Aisance scénique rassembleuse
Komēdza, dernier à se présenter, hérite d’une salle déjà conquise et réussit pourtant à en reprendre le contrôle. Avec une mise en scène accrocheuse, il commence à chanter dans les coulisses, pour arriver quelques instants plus tard sur scène. Sa proposition, à la croisée du rap et de la pop avec des influences afro, repose sur une aisance scénique impressionnante. Le débit est fluide, la présence naturelle, et surtout, le lien avec le public ne se dément jamais. Là où d’autres cherchent à convaincre, lui semble simplement inviter.

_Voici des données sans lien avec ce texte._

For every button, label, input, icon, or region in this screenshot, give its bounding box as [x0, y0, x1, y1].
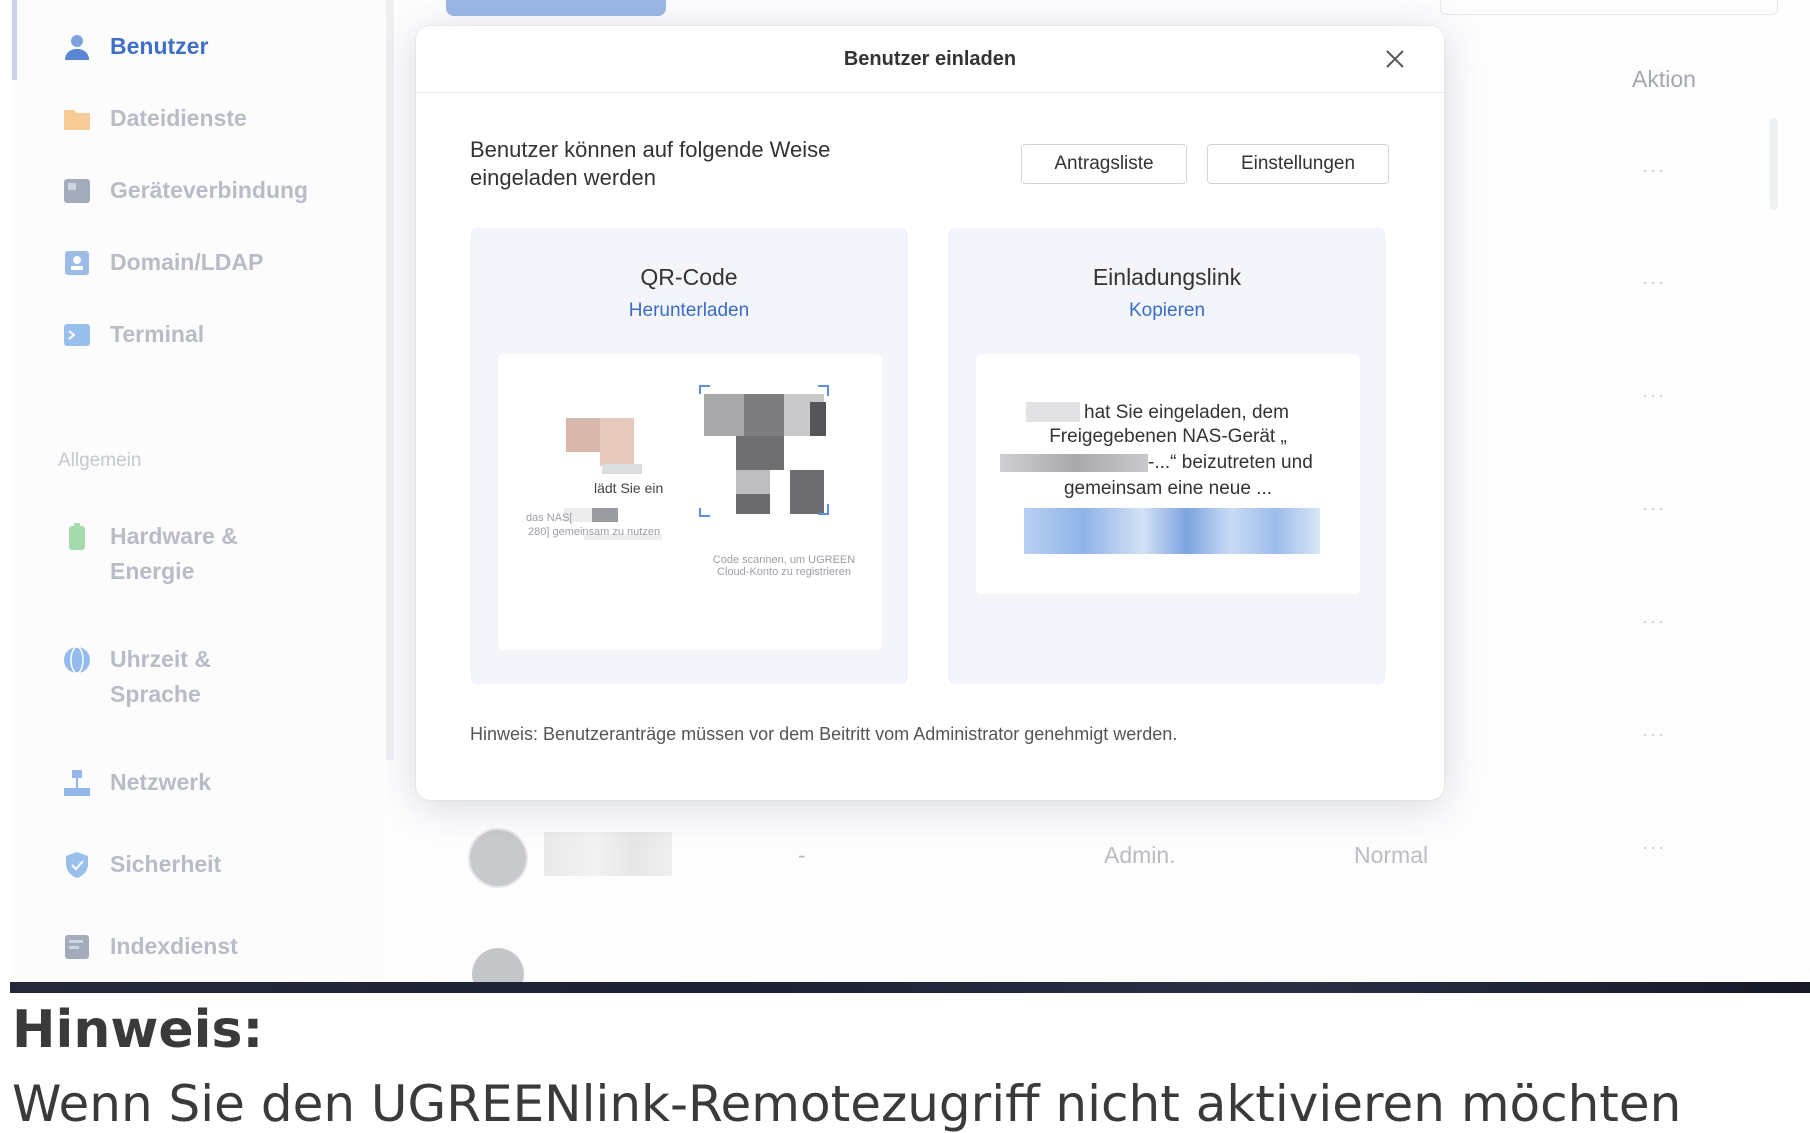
row-action-menu[interactable]: ··· — [1642, 160, 1666, 181]
network-icon — [62, 768, 92, 798]
domain-icon — [62, 248, 92, 278]
sidebar-item-label: Geräteverbindung — [110, 177, 309, 203]
sidebar-item-label: Domain/LDAP — [110, 249, 264, 275]
request-list-button[interactable]: Antragsliste — [1021, 144, 1187, 184]
avatar — [468, 828, 528, 888]
search-input[interactable] — [1440, 0, 1778, 15]
sidebar-item-label-line2: Sprache — [110, 681, 201, 707]
invite-link-card: Einladungslink Kopieren hat Sie eingelad… — [948, 228, 1386, 684]
row-action-menu[interactable]: ··· — [1642, 272, 1666, 293]
sidebar-divider — [386, 0, 394, 760]
close-icon[interactable] — [1380, 44, 1410, 74]
page-paragraph: Wenn Sie den UGREENlink-Remotezugriff ni… — [12, 1075, 1682, 1133]
invite-link-preview: hat Sie eingeladen, dem Freigegebenen NA… — [976, 354, 1360, 594]
sidebar-item-terminal[interactable]: Terminal — [62, 320, 204, 355]
link-preview-line: -...“ beizutreten und — [1148, 452, 1313, 473]
dialog-header: Benutzer einladen — [416, 26, 1444, 93]
download-qr-link[interactable]: Herunterladen — [470, 300, 908, 322]
device-icon — [62, 176, 92, 206]
link-preview-line: Freigegebenen NAS-Gerät „ — [1049, 426, 1287, 447]
row-action-menu[interactable]: ··· — [1642, 385, 1666, 406]
invite-user-dialog: Benutzer einladen Benutzer können auf fo… — [416, 26, 1444, 800]
link-preview-line: hat Sie eingeladen, dem — [1084, 402, 1289, 423]
qr-invite-text: lädt Sie ein — [594, 480, 664, 496]
row-action-menu[interactable]: ··· — [1642, 611, 1666, 632]
scrollbar[interactable] — [1770, 118, 1778, 210]
sidebar-item-label: Indexdienst — [110, 933, 238, 959]
hardware-icon — [62, 522, 92, 552]
sidebar-item-indexdienst[interactable]: Indexdienst — [62, 932, 238, 967]
dialog-note: Hinweis: Benutzeranträge müssen vor dem … — [470, 724, 1178, 744]
sidebar: Benutzer Dateidienste Geräteverbindung D… — [12, 0, 384, 982]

Quelques moments plus introspectifs, où il évoque son parcours, ajoutent une dimension humaine qui évite à la performance de sombrer dans la simple démonstration. Il parle de ses origines du Togo et sa culpabilité d’être un artiste, après tous les sacrifices de ses parents.
« Je suis vraiment reconnaissant d’être là, devant vous, ce soir », confie le chanteur. Une gratitude et un amour de la scène, qui se ressentent à travers la salle, par le lien important qu’il a fait avec son auditoire.

Cette troisième soirée confirme une chose : la compétition est désormais lancée pour de bon. Si Charlie Rivard impressionne par sa rigueur, Chaude Chaleur séduit par son énergie collective et Komēdza s’impose par son naturel rassembleur. Trois approches, trois visions de la scène et, enfin, une soirée qui donne envie de suivre la suite avec attention.